Saturday, November 9, 2013

Cop Kills Kid, Part 75



''To serve and protect.'' A motto dating back to the black-and-white days of yore, Pleasantville-type Utopian pasts of ''the way things were'', where the most rampant crime was underage smoking or forgetting to pay for your sundae at the drive-in diner.

Then again, there were less laws to even break back then, as cars didn't even have seat belts.

''Law enforcement'' has sure come  along way since then.

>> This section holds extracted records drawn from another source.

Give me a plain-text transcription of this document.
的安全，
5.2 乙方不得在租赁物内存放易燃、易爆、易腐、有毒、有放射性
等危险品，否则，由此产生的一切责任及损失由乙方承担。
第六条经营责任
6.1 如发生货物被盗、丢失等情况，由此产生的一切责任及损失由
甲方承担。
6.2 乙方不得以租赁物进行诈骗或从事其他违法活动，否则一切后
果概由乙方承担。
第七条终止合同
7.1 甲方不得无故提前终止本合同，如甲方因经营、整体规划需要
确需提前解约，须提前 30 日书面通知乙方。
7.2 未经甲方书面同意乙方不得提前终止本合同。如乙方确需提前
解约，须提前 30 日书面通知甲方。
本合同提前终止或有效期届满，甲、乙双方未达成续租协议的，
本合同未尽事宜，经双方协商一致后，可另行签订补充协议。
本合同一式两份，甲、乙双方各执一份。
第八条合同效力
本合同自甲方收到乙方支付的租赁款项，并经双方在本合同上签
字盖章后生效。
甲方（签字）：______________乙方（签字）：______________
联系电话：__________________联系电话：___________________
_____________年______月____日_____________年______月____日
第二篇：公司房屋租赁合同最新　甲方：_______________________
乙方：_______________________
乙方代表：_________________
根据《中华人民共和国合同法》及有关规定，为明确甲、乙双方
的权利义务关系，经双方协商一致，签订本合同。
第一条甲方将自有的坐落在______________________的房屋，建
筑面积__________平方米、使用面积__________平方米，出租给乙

Wikipedia describes their job thusly:
Law enforcement broadly refers to any system by which some members of society act in an organized manner to enforce the law by discovering and punishing persons who violate the rules and norms governing that society. Although the term may encompass entities such as courts and prisons, it is most frequently applied to those who directly engage in patrols or surveillance to dissuade and discover criminal activity, and those who investigate crimes and apprehend offenders.[1] Furthermore, although law enforcement may be most concerned with the prevention and punishment of crimes, organizations exist to discourage a wide variety of non-criminal violations of rules and norms, effected through the imposition of less severe consequences.
But in the past 10 years or so, what is most commonly referred to as ''the police'' have resorted more to the ''force'' part of the word ''enforcement'', using military tactics, weapons, vehicles and excuses to become what many conspiracy theorists once warned we were headed towards: a police state.

From the mass brutal beatings of tens of thousands of kids who thought a tuition hike was too high, to repeatedly sodomizing people they arrest even when under media scrutiny (a fact that happens way too often in itself, but it seems New Mexico cops in particular now have developed a taste for it), to having a double-standard regarding aboriginal women in Canada, to selling information to organized crime, to killing innocent civilians - perhaps the saddest, disturbing, recurring situation of all.

It seems to go over people's heads when it's an alleged criminal receiving the bullet, and things are usually forgiving when it's the result of intermediary force - for example the result of getting tasered (and we're lucky that in instances where Tasers are used on 80-year-olds they aren't always fatal) - but there are clear instances where death should simply have never occurred under any circumstance, and today's example is the strongest in a long time: a man wanted to teach his son a lesson after taking his truck without authorization, so he did what anyone born prior to 1980 would do: he called the cops, thinking they'd bring the boy home, he'd have a scare, and he'd have learned his lesson and be good to get on with his life.

But that's not how cops work nowadays. They have a licence to kill and use it, they shoot first and ask questions never, they seem to no longer have to nor have the training for using submissive and/or non-lethal force first and whenever possible. And they no longer shoot to maim or stop - they shoot to kill, period. Sometimes even on clearly homeless folks, a story found everywhere from Santa Clara (aged 22) to Montréal (aged 40, also dead: a 36-year-old innocent bystander).

Tyler Comstock, though, was a bright 19-year-old kid  on his way to getting his GED.
Ames Police Officer Adam McPherson eventually fired six shots into the truck, two of which struck Tyler who was later pronounced dead.
The official report claims the action was necessary in order "to stop the ongoing threat to the public and the officers."
Tyler's dad says he was unarmed at the time.
The saddest and most common part of that story?
McPherson is currently on paid leave pending the results of his department's investigation.
Of course he is. His friends and co-workers are investigating him and the tactics he used, which are the exact same ones they use all the time. How in hell are they going to bring the whole thing down by saying he did anything wrong? And from that point on, how are any of those murderers with badges ever going to be tried in a court of law like the rest of us mere mortals or, rather, the target practice we seem to be to them.

And there is a kicker:
An unidentified person on the Ames police radio dispatch twice suggested that police back off their pursuit of a teen who allegedly stole a pickup truck from the work site he and his father were working at on Monday.
Sounds a lot like what George Zimmerman was told when he shot and killed an unarmed teen. I wonder how that turned out.